The unvaccinated woman was admitted to the OLV hospital in the town of Aalst after a fall in March and tested positive for Covid-19 the same day.

While her oxygen levels were initially good, her condition deteriorated rapidly and she died five days later.

It turned out that she carried both the Alpha strain and the Beta variant.

“Both of these variants were circulating in Belgium at the time, so it is likely that the lady was co-infected with different viruses from two different people,”

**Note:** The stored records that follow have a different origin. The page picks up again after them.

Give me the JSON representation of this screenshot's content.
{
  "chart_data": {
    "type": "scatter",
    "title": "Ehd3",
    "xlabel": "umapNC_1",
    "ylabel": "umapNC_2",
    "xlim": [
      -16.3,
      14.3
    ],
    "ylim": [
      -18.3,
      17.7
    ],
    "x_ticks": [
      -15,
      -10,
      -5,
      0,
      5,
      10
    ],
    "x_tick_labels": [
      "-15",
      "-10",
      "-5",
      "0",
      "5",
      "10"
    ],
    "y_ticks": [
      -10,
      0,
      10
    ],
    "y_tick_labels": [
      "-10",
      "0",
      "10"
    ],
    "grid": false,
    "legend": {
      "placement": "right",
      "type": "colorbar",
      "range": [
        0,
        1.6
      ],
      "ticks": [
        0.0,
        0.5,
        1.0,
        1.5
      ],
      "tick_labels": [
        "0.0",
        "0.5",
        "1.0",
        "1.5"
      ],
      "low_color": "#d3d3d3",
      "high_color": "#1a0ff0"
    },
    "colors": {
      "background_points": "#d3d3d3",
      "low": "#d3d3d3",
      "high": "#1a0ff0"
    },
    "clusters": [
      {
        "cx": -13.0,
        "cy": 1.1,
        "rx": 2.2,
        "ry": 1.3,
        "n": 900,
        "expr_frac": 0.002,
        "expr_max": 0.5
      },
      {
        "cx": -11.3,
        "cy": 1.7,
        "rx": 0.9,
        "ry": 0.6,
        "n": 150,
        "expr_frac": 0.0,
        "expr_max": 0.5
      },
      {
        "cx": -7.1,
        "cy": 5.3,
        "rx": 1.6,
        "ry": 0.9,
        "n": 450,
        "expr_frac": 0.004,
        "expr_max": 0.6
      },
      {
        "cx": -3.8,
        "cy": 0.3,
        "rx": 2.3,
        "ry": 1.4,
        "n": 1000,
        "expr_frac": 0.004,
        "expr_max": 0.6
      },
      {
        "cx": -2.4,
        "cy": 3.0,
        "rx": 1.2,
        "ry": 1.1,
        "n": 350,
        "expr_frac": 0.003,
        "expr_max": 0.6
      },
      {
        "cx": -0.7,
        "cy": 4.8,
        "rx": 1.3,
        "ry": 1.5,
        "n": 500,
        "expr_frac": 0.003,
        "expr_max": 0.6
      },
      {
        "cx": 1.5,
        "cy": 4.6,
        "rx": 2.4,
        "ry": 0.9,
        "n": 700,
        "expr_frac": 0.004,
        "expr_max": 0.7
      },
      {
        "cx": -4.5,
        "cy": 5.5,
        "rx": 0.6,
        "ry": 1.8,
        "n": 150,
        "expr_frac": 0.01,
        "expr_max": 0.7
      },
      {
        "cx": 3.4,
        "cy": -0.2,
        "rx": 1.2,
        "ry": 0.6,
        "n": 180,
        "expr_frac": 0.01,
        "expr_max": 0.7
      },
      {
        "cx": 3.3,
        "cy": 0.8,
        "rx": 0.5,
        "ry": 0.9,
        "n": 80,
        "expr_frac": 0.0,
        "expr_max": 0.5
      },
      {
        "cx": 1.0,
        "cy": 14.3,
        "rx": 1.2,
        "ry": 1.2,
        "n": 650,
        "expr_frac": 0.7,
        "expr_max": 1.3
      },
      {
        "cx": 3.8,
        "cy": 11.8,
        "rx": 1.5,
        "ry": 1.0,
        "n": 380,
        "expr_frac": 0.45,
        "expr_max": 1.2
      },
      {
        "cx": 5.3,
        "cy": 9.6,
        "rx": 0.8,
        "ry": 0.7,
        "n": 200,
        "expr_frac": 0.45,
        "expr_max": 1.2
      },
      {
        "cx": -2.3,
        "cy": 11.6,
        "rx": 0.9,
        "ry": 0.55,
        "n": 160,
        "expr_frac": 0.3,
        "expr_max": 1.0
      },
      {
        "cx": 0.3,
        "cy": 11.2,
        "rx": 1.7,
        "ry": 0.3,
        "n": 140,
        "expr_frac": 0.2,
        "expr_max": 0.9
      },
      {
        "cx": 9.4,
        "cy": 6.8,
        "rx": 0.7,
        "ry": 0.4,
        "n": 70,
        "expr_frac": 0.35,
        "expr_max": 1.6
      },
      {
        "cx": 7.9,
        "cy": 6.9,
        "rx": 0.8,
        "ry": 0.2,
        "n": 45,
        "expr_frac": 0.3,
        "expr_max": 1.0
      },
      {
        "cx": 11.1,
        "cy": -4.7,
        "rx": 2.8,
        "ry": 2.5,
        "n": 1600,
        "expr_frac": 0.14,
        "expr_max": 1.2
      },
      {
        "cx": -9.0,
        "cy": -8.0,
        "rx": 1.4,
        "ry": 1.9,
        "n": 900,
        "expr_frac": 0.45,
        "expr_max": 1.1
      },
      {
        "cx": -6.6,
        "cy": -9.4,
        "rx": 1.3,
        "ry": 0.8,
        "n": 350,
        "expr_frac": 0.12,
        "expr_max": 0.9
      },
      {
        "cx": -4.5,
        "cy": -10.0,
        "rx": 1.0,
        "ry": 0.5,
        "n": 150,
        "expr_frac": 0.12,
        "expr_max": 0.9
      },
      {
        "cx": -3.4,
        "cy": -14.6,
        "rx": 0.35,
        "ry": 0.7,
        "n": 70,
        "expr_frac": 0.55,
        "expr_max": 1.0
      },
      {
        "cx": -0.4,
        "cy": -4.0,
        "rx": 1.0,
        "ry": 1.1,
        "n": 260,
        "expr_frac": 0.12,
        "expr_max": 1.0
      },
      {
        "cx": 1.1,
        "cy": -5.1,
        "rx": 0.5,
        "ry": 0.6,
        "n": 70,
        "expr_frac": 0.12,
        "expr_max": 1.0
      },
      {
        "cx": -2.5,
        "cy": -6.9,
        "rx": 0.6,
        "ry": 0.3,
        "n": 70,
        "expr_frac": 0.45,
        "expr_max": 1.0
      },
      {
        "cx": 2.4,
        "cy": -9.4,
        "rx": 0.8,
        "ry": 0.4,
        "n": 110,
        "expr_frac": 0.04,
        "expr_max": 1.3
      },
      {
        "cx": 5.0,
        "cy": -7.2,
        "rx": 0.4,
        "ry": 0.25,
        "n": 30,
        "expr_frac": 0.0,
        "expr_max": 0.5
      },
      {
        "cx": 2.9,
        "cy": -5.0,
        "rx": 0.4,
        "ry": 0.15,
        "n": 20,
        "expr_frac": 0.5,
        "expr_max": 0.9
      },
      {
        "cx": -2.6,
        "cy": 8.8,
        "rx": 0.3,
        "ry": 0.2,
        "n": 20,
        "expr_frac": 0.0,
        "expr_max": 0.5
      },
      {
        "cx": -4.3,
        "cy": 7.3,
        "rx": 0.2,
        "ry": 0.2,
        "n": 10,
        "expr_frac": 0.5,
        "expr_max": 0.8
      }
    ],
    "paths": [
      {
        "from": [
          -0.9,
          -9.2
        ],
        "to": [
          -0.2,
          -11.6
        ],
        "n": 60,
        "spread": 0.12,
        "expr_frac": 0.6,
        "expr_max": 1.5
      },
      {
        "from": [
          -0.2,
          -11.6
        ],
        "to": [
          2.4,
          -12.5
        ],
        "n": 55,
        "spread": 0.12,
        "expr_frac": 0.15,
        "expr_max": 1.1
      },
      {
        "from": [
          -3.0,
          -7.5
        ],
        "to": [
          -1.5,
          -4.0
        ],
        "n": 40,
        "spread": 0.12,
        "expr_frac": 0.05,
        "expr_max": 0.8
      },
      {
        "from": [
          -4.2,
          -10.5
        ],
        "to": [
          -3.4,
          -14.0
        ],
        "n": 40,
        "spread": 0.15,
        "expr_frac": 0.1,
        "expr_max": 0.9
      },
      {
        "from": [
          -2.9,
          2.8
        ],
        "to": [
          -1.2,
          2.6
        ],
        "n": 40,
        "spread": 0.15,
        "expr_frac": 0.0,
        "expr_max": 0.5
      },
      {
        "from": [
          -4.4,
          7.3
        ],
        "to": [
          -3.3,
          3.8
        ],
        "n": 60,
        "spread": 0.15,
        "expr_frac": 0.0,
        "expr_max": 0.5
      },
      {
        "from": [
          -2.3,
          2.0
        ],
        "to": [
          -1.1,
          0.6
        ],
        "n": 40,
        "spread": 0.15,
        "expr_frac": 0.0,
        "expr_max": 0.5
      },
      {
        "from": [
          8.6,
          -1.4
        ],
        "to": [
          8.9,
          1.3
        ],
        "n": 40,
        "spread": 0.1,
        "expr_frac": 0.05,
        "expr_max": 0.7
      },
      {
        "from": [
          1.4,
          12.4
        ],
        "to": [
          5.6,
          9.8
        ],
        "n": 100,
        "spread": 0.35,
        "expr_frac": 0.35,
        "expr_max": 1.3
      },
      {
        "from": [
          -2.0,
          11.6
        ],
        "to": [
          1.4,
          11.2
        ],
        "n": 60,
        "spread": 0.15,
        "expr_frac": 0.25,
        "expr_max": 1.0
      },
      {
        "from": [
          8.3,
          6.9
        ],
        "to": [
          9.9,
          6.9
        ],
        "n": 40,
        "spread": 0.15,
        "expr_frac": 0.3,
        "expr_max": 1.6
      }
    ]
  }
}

; said molecular biologist Anne Vankeerberghen from OLV Hospital, who led the research.

“Unfortunately, we do not know how she became infected.”

Vankeerberghen said it was difficult to say whether the coinfection played a role in the patient’s rapid deterioration.

The research, which has not yet been sent to a medical journal for publication, will be presented at a European congress on microbiology and infectious diseases.

While Vankeerberghen said there had been no “other published cases” of similar co-infections, she added that “the phenomenon is probably underestimated”.

This was due to limited testing for variants of concern, she said, and called for an increased use of rapid PCR testing to detect known variants.

In January, researchers in Brazil reported that two people had been infected with two different strains of coronavirus at the same time, but the study has not yet been published in a scientific journal.

Lawrence Young, a virologist and professor of molecular oncology at the University of Warwick, said it was not a surprise to find someone who was infected with more than one strain.

“This study highlights the need for more studies to determine whether infection with multiple variants of concern affects the clinical course of Covid-19 and whether this in any way compromises the efficacy of vaccination,” he said.